Test iPhone’a 15 Pro Max – tytanowego mocarza od Apple

Jarek Osłowski

Premiera nowej generacji smartfonów Apple to już historia, czas więc sprawdzić, co tak naprawdę potrafi najnowszy iPhone. Na testy wziąłem jego największą i najbardziej zaawansowaną wersję, czyli iPhone’a 15 Pro Max. To jedyny iPhone, który ma procesor A17 Pro, 5-krotny zoom optyczny i tytanowe elementy obudowy. Zobaczmy, jak sprawuje się w działaniu.


Co nowego ma iPhone 15 Pro Max?

Recenzję najbardziej zaawansowanego technologicznie smartfona Apple zacznijmy od wymienienia wszystkich najważniejszych nowości, które otrzymał. Są to:

  • tytanowe ramki;
  • procesor A17 Pro;
  • port USB typu C do ładowania i transmisji danych z szybkością USB 3;
  • 5-krotny zoom;
  • aparat główny, który robi zdjęcia 24 Mpix (zamiast 12 Mpix);
  • przycisk akcji;
  • cieńsze ramki wokół ekranu.

Warto też zaznaczyć, że w przypadku najnowszej generacji smartfonów Apple wersja Pro Max różni się od wersji Pro nie tylko przekątną ekranu i pojemnością baterii (które ma większe), ale także obiektywami. iPhone 15 Pro Max ma możliwość robienia zdjęć z 5-krotnym zoomem optycznym, podczas gdy 15 Pro „pozostał” z 3-krotnym zoomem optycznym. Jest to możliwe dzięki umieszczeniu w 15 Pro Max obiektywu tetrapryzmatycznego, na który nie ma miejsca w obudowie mniejszego iPhone’a 15 Pro.

 

Tytan, USB-C i przycisk akcji

Wizualnie iPhone 15 Pro Max prezentuje się niemal identycznie jak jego poprzednik. Ma taką samą przekątną ekranu, kształty i wyspę z trzema wystającymi obiektywami. Pomiędzy oboma smartfonami występuje jednak zasadnicza różnica, jeśli chodzi o materiały użyte do ich produkcji. iPhone 15 Pro Max ma ramki wykonane z tytanu. To jeden z najtrwalszych metali, a przy tym niezwykle lekki.


Ma to wpływ na doświadczenie użytkownika. Jak na swój rozmiar smartfon Apple jest dość lekki (20 g lżejszy od iPhone’a 14 Pro Max). Muszę też przyznać, że dobrze leży w dłoni – wpływ na to może mieć większe niż dotychczas zaoblenie ramek na krawędziach i ich matowe wykończenie. Zdarzało mi się bezproblemowo korzystać z 6,7-calowego iPhone’a 15 Pro Max nawet jedną ręką. Nie miałem także poczucia, że może wyślizgnąć mi się z dłoni, pomimo że nie był w etui.

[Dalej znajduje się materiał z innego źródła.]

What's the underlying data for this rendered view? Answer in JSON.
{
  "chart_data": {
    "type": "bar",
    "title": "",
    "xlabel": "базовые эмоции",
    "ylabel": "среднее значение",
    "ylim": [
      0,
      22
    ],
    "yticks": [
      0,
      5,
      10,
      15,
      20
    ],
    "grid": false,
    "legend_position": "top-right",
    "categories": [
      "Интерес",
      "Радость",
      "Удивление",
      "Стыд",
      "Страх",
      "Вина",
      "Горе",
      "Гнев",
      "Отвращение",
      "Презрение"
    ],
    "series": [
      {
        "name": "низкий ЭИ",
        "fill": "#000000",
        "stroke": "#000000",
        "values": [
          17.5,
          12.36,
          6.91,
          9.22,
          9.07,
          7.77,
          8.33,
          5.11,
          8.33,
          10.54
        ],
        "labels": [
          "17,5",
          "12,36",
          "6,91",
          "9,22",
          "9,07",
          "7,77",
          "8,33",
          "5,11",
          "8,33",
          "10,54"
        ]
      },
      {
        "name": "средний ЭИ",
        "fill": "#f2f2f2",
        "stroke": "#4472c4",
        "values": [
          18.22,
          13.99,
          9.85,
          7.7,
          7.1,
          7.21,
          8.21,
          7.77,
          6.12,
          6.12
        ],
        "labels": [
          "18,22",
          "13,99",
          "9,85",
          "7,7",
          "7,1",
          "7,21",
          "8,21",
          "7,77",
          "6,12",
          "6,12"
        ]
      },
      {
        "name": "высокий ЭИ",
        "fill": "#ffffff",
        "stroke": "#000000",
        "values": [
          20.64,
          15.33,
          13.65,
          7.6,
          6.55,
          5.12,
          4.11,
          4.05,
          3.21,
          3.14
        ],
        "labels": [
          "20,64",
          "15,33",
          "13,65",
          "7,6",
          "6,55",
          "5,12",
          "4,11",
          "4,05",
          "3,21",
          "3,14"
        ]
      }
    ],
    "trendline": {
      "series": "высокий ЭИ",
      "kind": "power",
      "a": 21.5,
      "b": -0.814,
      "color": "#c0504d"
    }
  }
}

Tył obudowy pokrywa matowe szkło. Testowany przeze mnie model miał obudowę w kolorze tytan biały (do wyboru są jeszcze tytan czarny, tytan błękitny i tytan naturalny, podobnie jak w przypadku iPhone’a 15 Pro). Czy takie zestawienie dobrze współgra z tytanowymi ramkami? Według mnie OK, choć w przypadku innych wersji kolorystycznych dopasowanie jest dużo lepsze.



iPhone 15 Pro Max i iPhone 15 Pro                                                      

O ekranie opowiem więcej w dalszej części testu iPhone’a 15 Pro Max, teraz zaś dwie nowości, które znajdują się na ramkach. Pierwsza to port USB-C, który zastąpił złącze Lightning. Jego zastosowanie w swoich telefonach wymusiła na Apple dyrektywa Unii Europejskiej (do 2024 roku wszystkie smartfony i niektóre inne urządzenia sprzedawane w UE będą musiały być wyposażone w ten port). Obsługuje ono standard USB 3 i pozwala doładowywać telefon różnymi ładowarkami, nie tylko tymi od Apple (koniec z pytaniami w biurze: „Czy ktoś ma ładowarkę do iPhone’a?”).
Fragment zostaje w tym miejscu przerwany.